The Veterans Benefits Administration, meanwhile, increased its total workforce by more than 5% in the first quarter of 2023, compared to a 1% growth in its workforce last year.

Charles Tapp, the Veterans Benefits Administration’s chief financial officer, said the agency is looking to hire upwards of over 6,000 additional employees. That’s on top of the 2,220 employees VBA brought on board last year.

Tapp said VBA is becoming more accommodating to remote work, which gives the agency “a broader pool of candidates.

“That certainly opens up the borders of VBA. They’re not geographically isolated [to] where we have a regional office, but allows us to potentially even be more broad, as we look for talent where it lives, as opposed to talent being where we live,” Tapp said.

The 2024 budget request also proposes a $1.9 billion budget for the continued rollout of the VA’s new Electronic Health Record from Oracle-Cerner. That’s about a 16% increase from current spending levels.

The Biden administration’s continued support of the troubled EHR rollout comes the same week that Republicans on the House VA Committee proposed the VA pull the plug on the Oracle-Cerner project, and instead focus on modernizing its legacy EHR VistA, which has been used by VA clinicians for 40 years.

“ERHM has certainly faced a lot of challenges, or some challenges, over the past year or two with various delays to the proposed rollout schedule,” said Andrew McIlroy, VA’s deputy assistant secretary for budget. “But this funding proposed for fiscal year 2024 seeks to balance what we can reasonably achieve, in terms of rollout with available funding.”

Rychalski said much of the funding request will support future EHR go-lives, but added that some of the 2024 budget would help pay for “sustainment costs” for the new EHR that’s already running at five VA sites.

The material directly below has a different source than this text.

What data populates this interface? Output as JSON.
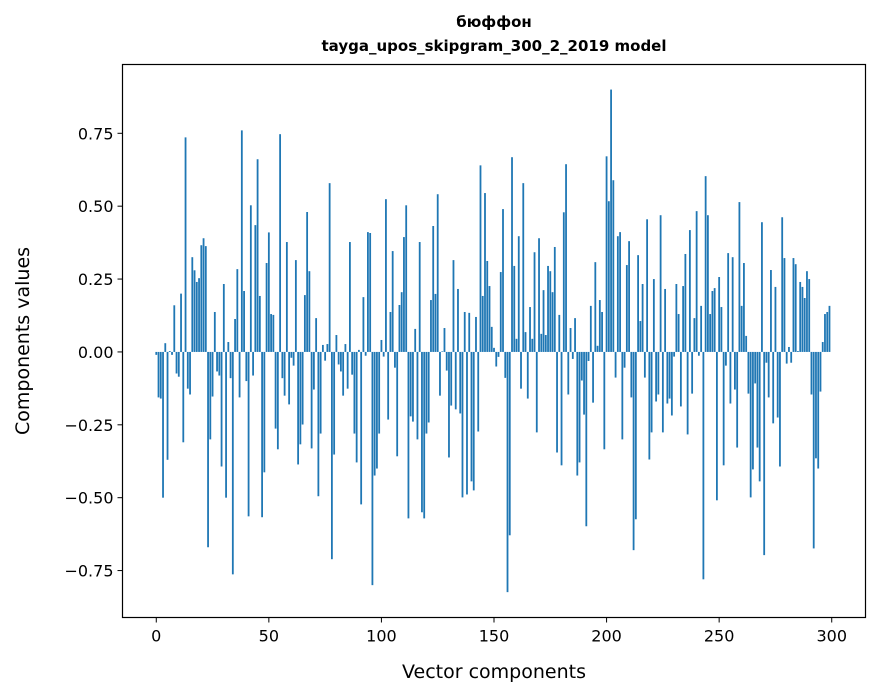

“What we’re finding is, in some cases, work has slowed down on the actual deployment, but in other areas, costs that we had anticipated are starting to come into play,” he said.

The White House 2024 budget request would give the VA $6.4 billion to VA’s Office of Information and Technology (OIT).

The funds would help the VA modernize its cybersecurity, modernize IT systems and accelerate the use of automation tools to process a record number of benefits claims this year.

VA OIT would receive an additional $1.2 billion from the Toxic Exposures Fund set up under the PACT Act.

The administration’s topline budget request includes $600 million the VA has saved in its Recurring Expenses Transformational Fund, which consists of expiring congressional appropriations.

Rather than send those unspent funds back to the Treasury, Congress allows the VA to spend those expiring appropriations for IT and infrastructure costs. The VA plans to spend all $600 million in the fund on major construction projects.